Nocebo is the opposite effect: illness and unpleasant effects caused by the suggestion or belief that something is harmful. Nocebos are commonly used to scare us about “bad” foods and “obesity.” We are surrounded by real-life attempts at “aversion therapy!” But there is no credible evidence that any food is actually harmful (excluding, of course, rotted, germ-ridden foods and people with severe allergies or rare metabolic disorders) or that people die from being fat.

Trying to scare people that they’ll develop cancer or another horrible chronic disease, get fat, or die prematurely if they eat “bad” foods or are exposed to contaminants has become a familiar marketing tactic over recent years and the nocebo effect is at work in many. Yet, using fear is not benign and the nocebo effect can have very real harmful effects on our bodies. It is well known among scientists that beliefs and fears can create mass psychosomatic illness and shared delusions. There are growing examples of the nocebo in the scientific literature.

People who are told that they have high blood pressure (when they don’t) begin to feel sick and call in sick much more often.

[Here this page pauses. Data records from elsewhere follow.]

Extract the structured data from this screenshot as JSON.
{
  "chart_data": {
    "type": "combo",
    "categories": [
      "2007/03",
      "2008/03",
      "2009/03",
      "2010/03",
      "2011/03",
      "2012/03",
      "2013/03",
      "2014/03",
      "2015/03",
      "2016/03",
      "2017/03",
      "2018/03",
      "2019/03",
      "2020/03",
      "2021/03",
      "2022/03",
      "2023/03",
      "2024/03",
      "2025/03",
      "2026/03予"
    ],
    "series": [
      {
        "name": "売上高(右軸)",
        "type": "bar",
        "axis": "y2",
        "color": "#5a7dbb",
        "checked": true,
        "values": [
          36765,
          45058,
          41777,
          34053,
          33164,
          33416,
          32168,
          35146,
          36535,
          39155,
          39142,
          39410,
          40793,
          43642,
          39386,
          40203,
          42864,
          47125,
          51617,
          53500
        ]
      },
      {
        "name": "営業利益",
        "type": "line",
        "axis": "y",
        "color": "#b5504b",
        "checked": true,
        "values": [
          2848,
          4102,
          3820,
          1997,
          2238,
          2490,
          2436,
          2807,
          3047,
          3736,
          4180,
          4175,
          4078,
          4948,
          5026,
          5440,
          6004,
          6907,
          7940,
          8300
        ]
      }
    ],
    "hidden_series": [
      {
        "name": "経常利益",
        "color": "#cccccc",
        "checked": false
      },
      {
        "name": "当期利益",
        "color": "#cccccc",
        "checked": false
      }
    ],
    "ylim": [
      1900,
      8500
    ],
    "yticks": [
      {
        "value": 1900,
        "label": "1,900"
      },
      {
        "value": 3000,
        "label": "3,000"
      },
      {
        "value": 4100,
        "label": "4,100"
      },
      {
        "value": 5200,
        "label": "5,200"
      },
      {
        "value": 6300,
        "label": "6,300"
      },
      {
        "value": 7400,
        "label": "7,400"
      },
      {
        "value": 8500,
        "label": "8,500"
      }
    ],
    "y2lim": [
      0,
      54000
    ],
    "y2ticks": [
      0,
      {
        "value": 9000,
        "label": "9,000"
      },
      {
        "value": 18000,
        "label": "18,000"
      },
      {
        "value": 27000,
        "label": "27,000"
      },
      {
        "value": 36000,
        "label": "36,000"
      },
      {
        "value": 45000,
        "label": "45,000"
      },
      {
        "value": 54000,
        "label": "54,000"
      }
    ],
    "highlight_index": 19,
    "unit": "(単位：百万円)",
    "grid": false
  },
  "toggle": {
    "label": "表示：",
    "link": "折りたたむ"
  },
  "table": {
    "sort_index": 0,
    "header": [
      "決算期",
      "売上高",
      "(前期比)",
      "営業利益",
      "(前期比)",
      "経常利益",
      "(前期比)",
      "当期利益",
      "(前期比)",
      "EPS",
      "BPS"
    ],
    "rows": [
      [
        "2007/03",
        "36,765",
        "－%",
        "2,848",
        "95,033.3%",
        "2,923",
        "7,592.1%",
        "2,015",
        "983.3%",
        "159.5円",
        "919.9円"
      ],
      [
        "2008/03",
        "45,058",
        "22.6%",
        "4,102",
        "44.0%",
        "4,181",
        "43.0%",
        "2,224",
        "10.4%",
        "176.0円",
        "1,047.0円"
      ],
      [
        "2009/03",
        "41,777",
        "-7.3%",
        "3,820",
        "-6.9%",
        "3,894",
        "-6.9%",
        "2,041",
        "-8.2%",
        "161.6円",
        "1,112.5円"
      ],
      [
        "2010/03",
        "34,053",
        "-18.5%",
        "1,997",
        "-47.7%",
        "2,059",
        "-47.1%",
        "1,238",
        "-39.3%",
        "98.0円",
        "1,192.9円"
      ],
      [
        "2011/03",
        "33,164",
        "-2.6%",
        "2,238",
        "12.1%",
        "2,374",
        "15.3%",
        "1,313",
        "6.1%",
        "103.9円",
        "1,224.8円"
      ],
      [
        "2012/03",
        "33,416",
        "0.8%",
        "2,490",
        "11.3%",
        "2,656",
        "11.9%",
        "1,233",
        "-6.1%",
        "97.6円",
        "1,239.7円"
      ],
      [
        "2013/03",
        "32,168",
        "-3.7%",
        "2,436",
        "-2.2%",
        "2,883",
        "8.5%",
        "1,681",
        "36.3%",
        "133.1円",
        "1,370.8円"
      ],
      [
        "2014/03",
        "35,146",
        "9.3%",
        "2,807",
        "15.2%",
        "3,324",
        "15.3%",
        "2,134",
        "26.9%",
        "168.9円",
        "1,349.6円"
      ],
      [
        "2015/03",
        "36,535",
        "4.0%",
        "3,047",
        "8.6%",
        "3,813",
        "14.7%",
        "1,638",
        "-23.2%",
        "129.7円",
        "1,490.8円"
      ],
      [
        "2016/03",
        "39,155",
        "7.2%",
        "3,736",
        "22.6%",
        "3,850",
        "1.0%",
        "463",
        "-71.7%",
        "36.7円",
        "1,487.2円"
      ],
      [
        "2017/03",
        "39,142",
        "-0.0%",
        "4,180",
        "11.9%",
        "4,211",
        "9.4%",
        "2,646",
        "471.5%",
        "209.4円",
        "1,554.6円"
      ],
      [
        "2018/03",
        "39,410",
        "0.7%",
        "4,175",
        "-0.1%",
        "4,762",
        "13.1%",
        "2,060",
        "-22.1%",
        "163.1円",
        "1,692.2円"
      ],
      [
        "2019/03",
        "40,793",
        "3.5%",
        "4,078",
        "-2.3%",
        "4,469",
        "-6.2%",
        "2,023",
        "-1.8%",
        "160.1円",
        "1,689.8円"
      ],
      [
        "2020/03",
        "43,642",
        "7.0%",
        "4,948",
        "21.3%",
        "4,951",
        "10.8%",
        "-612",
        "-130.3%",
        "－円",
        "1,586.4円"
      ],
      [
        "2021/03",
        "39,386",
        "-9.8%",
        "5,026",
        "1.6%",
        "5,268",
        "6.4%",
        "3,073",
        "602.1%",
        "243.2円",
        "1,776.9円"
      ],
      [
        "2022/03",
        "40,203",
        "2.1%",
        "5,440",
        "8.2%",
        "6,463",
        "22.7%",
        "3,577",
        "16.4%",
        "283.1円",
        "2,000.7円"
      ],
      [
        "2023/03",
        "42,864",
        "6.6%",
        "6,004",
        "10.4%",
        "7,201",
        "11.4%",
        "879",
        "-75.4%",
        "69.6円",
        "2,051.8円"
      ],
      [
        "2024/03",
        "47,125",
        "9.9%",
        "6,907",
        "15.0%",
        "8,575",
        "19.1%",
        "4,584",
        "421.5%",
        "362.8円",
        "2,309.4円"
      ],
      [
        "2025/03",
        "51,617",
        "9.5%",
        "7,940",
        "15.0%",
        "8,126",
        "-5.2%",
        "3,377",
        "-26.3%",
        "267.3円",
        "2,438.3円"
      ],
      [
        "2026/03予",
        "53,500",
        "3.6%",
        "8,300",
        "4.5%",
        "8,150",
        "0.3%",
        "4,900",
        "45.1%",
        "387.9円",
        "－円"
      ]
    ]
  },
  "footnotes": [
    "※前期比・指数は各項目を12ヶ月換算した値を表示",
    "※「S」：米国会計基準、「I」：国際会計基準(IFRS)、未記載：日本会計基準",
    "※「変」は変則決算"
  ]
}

In double blind clinical trials, when healthy people are given a placebo drug and told of possible side effects, about 20% develop dizziness, nausea, vomiting and even depression. In another study, when patients breathed in a vapor they were told contains a chemical or allergen about half developed breathing problems, including some with full-blown asthma attacks. When given what they believed was a bronchodilator, they recovered promptly. In actuality, both the “irritant” and the “medicine” were nothing more than salt water.

Food and health scares have never been more rampant, and so are the fears. People who believe sugars, fats, refined white ingredients, processed foods, meat products or chemicals in their food are bad actually think they get sick when they eat them. Sadly, the belief behind forbidden foods is so strong that when they eat something they believe bad or wrong to eat, they have extreme symptoms, including headaches, chest pain, nausea, rashes and weakness.

We are not what we eat, we are what we believe.

Our memories are shaped by who we are and what we have been led to believe. We seem to reinvent our memories, and in doing so, we become the person of our own imagination.Elizabeth Loftus, Make-believe memories, 2003.